Since you have a system of 4 equations in 2 variables, I am going to find the solution for a system of 2 of them.  I will then check the solution in the other 2 equations.  If the solution does not work for all 4 equations, then there is no solution.

3x = y - 3                     Equation 1

2y = 6 - 3x                   Equation 2

2y = 6 - (y - 3)             Substitute the value of 3x in equation 1 for the 3x in equation 2

2y = 6 - y + 3               Distributive property (distribute the negative)
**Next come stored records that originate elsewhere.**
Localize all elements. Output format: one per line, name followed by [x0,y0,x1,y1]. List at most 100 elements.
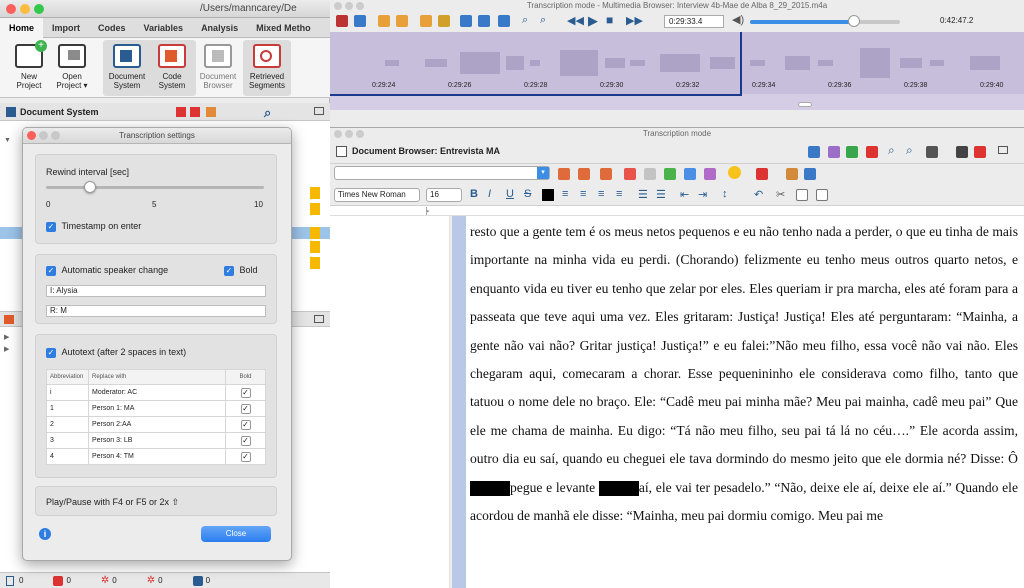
row-bold-checkbox[interactable]: ✓ [240,435,251,446]
retrieved-segments-button[interactable]: Retrieved Segments [243,40,291,96]
link-icon[interactable] [866,146,878,158]
position-slider-handle[interactable] [847,15,860,27]
code-in-vivo-icon[interactable] [578,168,590,180]
memo-icon[interactable] [420,15,432,27]
export-icon[interactable] [438,15,450,27]
open-project-button[interactable]: Open Project ▾ [48,40,96,96]
pin-icon[interactable] [756,168,768,180]
tab-home[interactable]: Home [0,17,44,38]
transcript-text[interactable]: resto que a gente tem é os meus netos pe… [470,218,1018,530]
zoom-window-icon[interactable] [356,130,364,138]
zoom-in-icon[interactable]: ⌕ [522,14,528,27]
refresh-icon[interactable] [808,146,820,158]
zoom-out-icon[interactable]: ⌕ [540,14,546,27]
speaker-change-checkbox[interactable]: ✓ [46,265,56,276]
undo-coding-icon[interactable] [786,168,798,180]
current-time-field[interactable]: 0:29:33.4 [664,15,724,28]
abbr-cell[interactable]: i [46,384,89,401]
row-bold-checkbox[interactable]: ✓ [240,451,251,462]
replace-cell[interactable]: Moderator: AC [88,384,226,401]
window-toggle-icon[interactable] [314,107,324,115]
close-window-icon[interactable] [334,2,342,10]
code-icon[interactable] [828,146,840,158]
bold-checkbox[interactable]: ✓ [224,265,234,276]
minimize-window-icon[interactable] [345,130,353,138]
document-toolbar-icon[interactable] [206,107,216,117]
rewind-icon[interactable]: ◀◀ [567,14,584,27]
row-bold-checkbox[interactable]: ✓ [240,403,251,414]
expand-arrow-icon[interactable]: ▼ [4,137,11,144]
replace-cell[interactable]: Person 3: LB [88,432,226,449]
document-system-button[interactable]: Document System [103,40,151,96]
memo-icon[interactable] [310,203,320,215]
search-icon[interactable]: ⌕ [888,143,895,158]
green-highlighter-icon[interactable] [664,168,676,180]
abbr-cell[interactable]: 1 [46,400,89,417]
font-selector[interactable]: Times New Roman [334,188,420,202]
memo-icon[interactable] [310,257,320,269]
gray-highlighter-icon[interactable] [644,168,656,180]
document-toolbar-icon[interactable] [190,107,200,117]
table-row[interactable]: 4 Person 4: TM ✓ [46,448,266,465]
memo-icon[interactable] [846,146,858,158]
document-text-area[interactable]: resto que a gente tem é os meus netos pe… [466,216,1024,588]
numbered-list-icon[interactable]: ☰ [656,188,666,201]
align-center-icon[interactable]: ≡ [580,188,586,200]
row-bold-checkbox[interactable]: ✓ [240,419,251,430]
timestamp-checkbox[interactable]: ✓ [46,221,56,232]
stop-icon[interactable]: ■ [606,13,613,27]
line-spacing-icon[interactable]: ↕ [722,188,728,200]
window-toggle-icon[interactable] [314,315,324,323]
position-slider[interactable] [750,20,900,24]
play-icon[interactable]: ▶ [588,13,598,29]
window-toggle-icon[interactable] [998,146,1008,154]
scroll-handle[interactable] [798,102,812,107]
close-window-icon[interactable] [6,4,16,14]
view-options-icon[interactable] [926,146,938,158]
purple-highlighter-icon[interactable] [704,168,716,180]
italic-button[interactable]: I [488,188,491,200]
font-size-selector[interactable]: 16 [426,188,462,202]
waveform-zoom-icon[interactable] [478,15,490,27]
bold-button[interactable]: B [470,188,478,200]
indent-icon[interactable]: ⇥ [698,188,707,201]
cut-icon[interactable]: ✂ [776,188,785,201]
search-icon[interactable]: ⌕ [264,105,271,121]
add-timestamp-icon[interactable] [396,15,408,27]
info-icon[interactable]: i [39,528,51,540]
zoom-window-icon[interactable] [34,4,44,14]
zoom-in-icon[interactable]: ⌕ [906,143,913,158]
close-window-icon[interactable] [334,130,342,138]
strikethrough-button[interactable]: S [524,188,531,200]
link-icon[interactable] [354,15,366,27]
blue-highlighter-icon[interactable] [684,168,696,180]
justify-icon[interactable]: ≡ [616,188,622,200]
print-icon[interactable] [956,146,968,158]
quick-code-icon[interactable] [558,168,570,180]
memo-icon[interactable] [310,227,320,239]
waveform-icon[interactable] [460,15,472,27]
zoom-window-icon[interactable] [356,2,364,10]
code-system-button[interactable]: Code System [148,40,196,96]
abbr-cell[interactable]: 4 [46,448,89,465]
table-row[interactable]: 3 Person 3: LB ✓ [46,432,266,449]
abbr-cell[interactable]: 3 [46,432,89,449]
table-row[interactable]: i Moderator: AC ✓ [46,384,266,401]
replace-cell[interactable]: Person 4: TM [88,448,226,465]
tab-codes[interactable]: Codes [89,18,135,38]
code-icon[interactable] [336,15,348,27]
autotext-checkbox[interactable]: ✓ [46,347,56,358]
minimize-window-icon[interactable] [345,2,353,10]
speaker2-input[interactable]: R: M [46,305,266,317]
red-highlighter-icon[interactable] [624,168,636,180]
tab-mixed-methods[interactable]: Mixed Metho [247,18,320,38]
row-bold-checkbox[interactable]: ✓ [240,387,251,398]
copy-icon[interactable] [796,189,808,201]
timestamp-icon[interactable] [378,15,390,27]
minimize-window-icon[interactable] [20,4,30,14]
close-button[interactable]: Close [201,526,271,542]
code-selector[interactable]: ▾ [334,166,550,180]
rewind-slider-track[interactable] [46,186,264,189]
new-code-icon[interactable] [600,168,612,180]
abbr-cell[interactable]: 2 [46,416,89,433]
2y = 9 - y                     Simplify

2y + y = 9 - y + y          Add y to each side

3y = 9                          Simplify

3y/3 = 9/3                    Divide each side by 3

y = 3                            Simplify

3x= y - 3                       Equation 2

3x = 3 - 3                      Substitute the value of y

3x = 0                           Simplify

3x/3 = 0/3                     Divide each side by 3

x = 0                             Simplify

Now that we have the solution to the first two equations (0,3), we need to check the solution in the third and fourth equations.

5x = 14 - y                    Equation 3

5(0) = 14 - 3                 Substitution

0 = 11                          Simplify

The solution to the first two equations does not work in the third, so there is no solution for the system of 3 equations.  If the first three equations do not have a solution, then there will not be a solution for all 4.

There is no solution to this system of 4 equations.